- Born: May 7, 1929 Aul Shortanbay, Kegeyli District, Karakalpakstan
- Died: September 14, 2010 (aged 81)
- Occupation: Writer
- Known for: Recipient of the orders of People's Poet of Uzbekistan and People's Poet of the Karakalpak ASSR

Signature

= Tolepbergen Qayibergenov =

Tolepbegen Qayipbergenov (Karakalpak: Төлепберген Қайыпбергенов; born May 7, 1929, in Aul Shortanbay, Kegeyli District, Karakalpakstan; died September 14, 2010) was a Soviet-Karakalpak writer. He was a recipient of the orders of People's Poet of Uzbekistan and People's Poet of the Karakalpak ASSR.

==Life==
In 1947, Qayipbergenov graduated from the Khojalinsky Pedagogical School and then began his professional career as a teacher. After graduating from the Karakalpak State Pedagogical Institute in 1955, he worked as a literary employee of the literary-artistic magazine “Амударья” (Amudarya) of the Karakalpak Writers’ Union. From 1955 to 1957 he worked for the magazine “Амударья” (Amudarya), from 1955 to 1957 he was also editor of the Karakalpak radio, before he served as managing director of the Karakalpakstan Writers’ Association for a year in 1957–1958. In 1958–1959 he was deputy director of Karakalpak Radio. From 1959 to 1960 he was editor of the newspaper “Жас Ленинши” (Jaz Leninshi), before he held the position of director of the Karakalpak State Publishing House from 1960 to 1962. From 1964 to 1967 he was editor of the State Committee for Television and Radio Broadcasting of the Karakalpak ASSR. In the period from 1967 to 1980 he worked as chairman of the State Committee for Printing, Book Printing and Book Trade at the Council of Ministers of the Karakalpak ASSR.

In 1980, he was elected chairman of the Karakalpak Writers’ Union with a majority of votes at the congress, replacing Ibroyim Yusupov from this position. He led the association until his death. Also in 1980, he was elected deputy chairman of the Uzbek Writers’ Union and thus to the governing bodies of the USSR Writers’ Union.

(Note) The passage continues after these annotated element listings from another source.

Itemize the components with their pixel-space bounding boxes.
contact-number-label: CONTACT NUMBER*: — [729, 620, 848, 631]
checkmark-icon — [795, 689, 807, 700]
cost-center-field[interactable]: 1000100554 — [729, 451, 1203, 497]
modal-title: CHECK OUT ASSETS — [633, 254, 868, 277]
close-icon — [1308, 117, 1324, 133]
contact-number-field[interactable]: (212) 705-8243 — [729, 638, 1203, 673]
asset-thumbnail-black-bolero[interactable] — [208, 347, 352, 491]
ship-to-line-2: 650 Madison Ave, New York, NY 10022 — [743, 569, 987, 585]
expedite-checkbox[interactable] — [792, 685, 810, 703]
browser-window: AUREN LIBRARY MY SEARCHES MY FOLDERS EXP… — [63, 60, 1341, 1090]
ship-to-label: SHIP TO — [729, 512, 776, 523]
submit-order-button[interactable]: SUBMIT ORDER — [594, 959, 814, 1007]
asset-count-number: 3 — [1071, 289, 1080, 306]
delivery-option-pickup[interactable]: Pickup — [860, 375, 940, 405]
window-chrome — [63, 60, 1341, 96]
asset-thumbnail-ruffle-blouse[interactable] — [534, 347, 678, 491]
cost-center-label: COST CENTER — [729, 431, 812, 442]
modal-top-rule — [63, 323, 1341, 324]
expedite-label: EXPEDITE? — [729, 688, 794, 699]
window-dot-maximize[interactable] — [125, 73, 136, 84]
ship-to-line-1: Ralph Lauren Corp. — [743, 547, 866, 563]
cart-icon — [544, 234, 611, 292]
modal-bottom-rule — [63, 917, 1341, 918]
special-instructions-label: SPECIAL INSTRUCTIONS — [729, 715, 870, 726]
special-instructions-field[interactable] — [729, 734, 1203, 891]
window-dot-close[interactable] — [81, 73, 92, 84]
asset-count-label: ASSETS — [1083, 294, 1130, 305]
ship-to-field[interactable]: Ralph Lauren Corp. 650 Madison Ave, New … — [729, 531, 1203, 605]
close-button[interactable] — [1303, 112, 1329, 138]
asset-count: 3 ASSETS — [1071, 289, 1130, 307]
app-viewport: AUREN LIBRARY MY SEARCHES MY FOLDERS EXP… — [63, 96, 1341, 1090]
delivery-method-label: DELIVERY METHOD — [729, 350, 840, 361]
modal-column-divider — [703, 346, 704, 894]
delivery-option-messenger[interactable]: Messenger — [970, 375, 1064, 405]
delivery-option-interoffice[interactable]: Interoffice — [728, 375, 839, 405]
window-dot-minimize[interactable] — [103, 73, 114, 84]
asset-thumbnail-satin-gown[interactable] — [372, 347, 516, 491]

In 1982, on his initiative, Literary Days of the Union Republics of the USSR were held in Karakalpakstan for the first time.

In 1987, Qayipbergenov was elected deputy chairman of the Supreme Council of Karakalpakstan and headed the Writers’ Union at the same time.

From 1989 to 1991 he was a People's Deputy of the Soviet Union and a member of the Council of Nationalities of the Supreme Council of the USSR.

In 1995 he was elected chairman of the board of the Assembly of Cultures of the Peoples of Central Asia Foundation.

==Literary creation==
In 1951, his first poem, “Тилегим” (Tilegim), was published in the newspaper “Жас Ленинши” (Shas Leninschi). In 1955 his work “Почтальон келгенде” (Postman Kelgende) was also published in the newspaper “Жas Ленинши”. In 1956 his first story entitled “Секретарь” (Secretary) was published.

Since then he has written in the prose genre. In total, about 100 books were published in Karakalpak, Uzbek, Russian, Turkish and other languages (virtually in all languages of the Union Republics). The writer's short stories and novels include “Спасибо, учитель” (Thank You, Teacher), “Ледяная капля” (Ice Drop), “Секретарь” (Secretary), “Дочь Каракалпакии” (Daughter of Karakalpakstan).

===Film adaptation ===
1981: “Непокорная” (Unconquered) — based on the novel “Daughter of Karakalpakstan”.

==Awards==
- State Prize of the Berdakh Prize of Karakalpakstan for the dialogue series “The Daughter of Karakalpak” (1967)
- State Hamza Prize for the story “Thank You, Teacher!” (1971)
- People's Poet of the Karakalpak ASSR (1974)
- USSR State Prize for the trilogy “Dastan about the Karakalpaks” (“Сказание о Маман-бие” (Legend of Maman-bi), “Несчастные” (Unhappy), “Неприкаянные” (Unbound). (1986)
- People's Poet of Uzbekistan (1993)
- International Mahmud Kashgari Prize for the novel “Karakalpakname” (1995)
- International M.A. Sholokhov Prize in Literature and Art (2004)
- Order of the Badge of Honor (8 May 1979)
- Hero of Uzbekistan (25 August 2003)
- Order of "Respected by the People and the Motherland" (1999)
- Order of Friendship (1994)
- Medal of Shurhat

He was repeatedly elected as a deputy of the Joqarǵi Keńes of the Republic of Karakalpakstan and the Nukus City Council.